En l’affaire Anastasopoulos et autres c. Grèce,
La Cour européenne des droits de l’homme (première section), siégeant en une chambre composée de :
Nina Vajić, présidente,
Christos Rozakis,
Khanlar Hajiyev,
Dean Spielmann,
Sverre Erik Jebens,
Giorgio Malinverni,
George Nicolaou, juges,
et de Søren Nielsen, greffier de section,
Après en avoir délibéré en chambre du conseil le 27 mars 2008,
Rend l’arrêt que voici, adopté à cette date :
PROCÉDURE
1. A l’origine de l’affaire se trouve une requête (no 25833/04) dirigée contre la République hellénique par vingt-huit ressortissants de cet Etat, dont les noms figurent en annexe (« les requérants ») qui ont saisi la Cour le 2 juillet 2004 en vertu de l’article 34 de la Convention de sauvegarde des droits de l’homme et des libertés fondamentales (« la Convention »).
2. Le gouvernement grec (« le Gouvernement ») est représenté par les délégués de son agent, M. Y. Halkias, assesseur auprès du Conseil juridique de l’Etat et Mme S. Trekli, auditrice auprès du Conseil juridique de l’Etat.
3. Le 20 septembre 2005, la Cour a décidé de communiquer le grief tiré de la durée de la procédure au Gouvernement. Se prévalant de l’article 29 § 3 de la Convention, elle a décidé qu’elle se prononcerait en même temps sur la recevabilité et le fond.
EN FAIT
LES CIRCONSTANCES DE L’ESPÈCE
4. Le 31 mai 1994, les requérants saisirent le tribunal administratif d’Athènes d’une action contre la Caisse d’entraide de l’Armée de l’air tendant à l’obtention d’un complément de retraite oscillant entre 1 500 à 4 636 euros, pour la période allant de juillet 1989 à décembre 1992.
5. Le 21 mai 1996, le tribunal administratif d’Athènes rejeta leur demande (décision no 8626/1996).
6. Le 15 novembre 1996, les requérants interjetèrent appel.
7. Le 12 mars 1999, la cour administrative d’appel d’Athènes confirma la décision attaquée (arrêt no 1085/1999).
8. Le 19 mars 1999, le ministre de la Défense adressa une lettre au Parlement grec, l’informant qu’un projet de loi qui accorderait le complément de retraite en cause pour la période incriminée serait déposé prochainement.

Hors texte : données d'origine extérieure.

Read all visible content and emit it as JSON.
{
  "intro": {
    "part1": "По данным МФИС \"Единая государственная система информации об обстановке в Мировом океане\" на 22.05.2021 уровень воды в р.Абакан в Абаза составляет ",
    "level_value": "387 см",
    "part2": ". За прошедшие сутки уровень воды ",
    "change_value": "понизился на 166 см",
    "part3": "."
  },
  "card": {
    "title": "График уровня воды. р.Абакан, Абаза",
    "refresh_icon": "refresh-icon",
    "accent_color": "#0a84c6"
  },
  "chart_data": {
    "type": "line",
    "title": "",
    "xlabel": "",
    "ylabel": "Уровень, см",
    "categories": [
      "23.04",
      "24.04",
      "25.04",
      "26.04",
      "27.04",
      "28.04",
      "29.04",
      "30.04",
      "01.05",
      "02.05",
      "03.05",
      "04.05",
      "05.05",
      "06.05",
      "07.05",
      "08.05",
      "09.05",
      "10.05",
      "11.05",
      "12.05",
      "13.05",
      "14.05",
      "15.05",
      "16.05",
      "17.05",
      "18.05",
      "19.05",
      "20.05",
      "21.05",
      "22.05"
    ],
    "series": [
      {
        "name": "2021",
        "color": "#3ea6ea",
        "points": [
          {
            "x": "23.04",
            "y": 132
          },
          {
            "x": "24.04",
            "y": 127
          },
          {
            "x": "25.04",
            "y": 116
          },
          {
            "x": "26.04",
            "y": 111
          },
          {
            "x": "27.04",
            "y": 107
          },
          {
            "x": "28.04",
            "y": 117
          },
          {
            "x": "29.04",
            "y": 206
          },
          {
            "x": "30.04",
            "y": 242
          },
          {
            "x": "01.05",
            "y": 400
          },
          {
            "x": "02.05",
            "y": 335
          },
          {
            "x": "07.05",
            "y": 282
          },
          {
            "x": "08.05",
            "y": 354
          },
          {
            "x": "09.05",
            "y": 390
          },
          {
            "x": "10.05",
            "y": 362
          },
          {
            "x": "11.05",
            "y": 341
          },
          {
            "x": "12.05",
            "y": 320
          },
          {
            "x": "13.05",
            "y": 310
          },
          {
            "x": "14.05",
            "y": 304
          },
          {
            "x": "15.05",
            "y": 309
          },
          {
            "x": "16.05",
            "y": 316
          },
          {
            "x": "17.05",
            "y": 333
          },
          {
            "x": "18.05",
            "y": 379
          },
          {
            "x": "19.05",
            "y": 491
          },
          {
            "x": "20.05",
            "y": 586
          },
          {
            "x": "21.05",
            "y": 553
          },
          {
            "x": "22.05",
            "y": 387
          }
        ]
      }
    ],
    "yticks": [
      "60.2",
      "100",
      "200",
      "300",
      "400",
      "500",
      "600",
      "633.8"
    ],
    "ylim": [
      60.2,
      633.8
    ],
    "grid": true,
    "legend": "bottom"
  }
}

9. Le 19 octobre 1999, les requérants se pourvurent en cassation.
10. Le 26 janvier 2004, le Conseil d’Etat rejeta le pourvoi en cassation comme irrecevable. En particulier, la haute juridiction nota, d’une part, que le 17 avril 2003, les requérants avaient déposé près le greffe du Conseil d’Etat une déclaration de désistement du pourvoi en cassation sans remplir les conditions exigées par la législation pertinente. Le Conseil d’Etat conclut que la dite déclaration n’avait pas entraîné l’annulation de l’instance. D’autre part, la haute juridiction constata que les requérants n’étaient ni présents lors de l’audience pour déposer le pouvoir de l’avocat ayant initialement signé le pourvoi en cassation, ni représentés par un autre avocat, conditions requises par la législation pertinente quant à la recevabilité d’une affaire (arrêt no 132/2004).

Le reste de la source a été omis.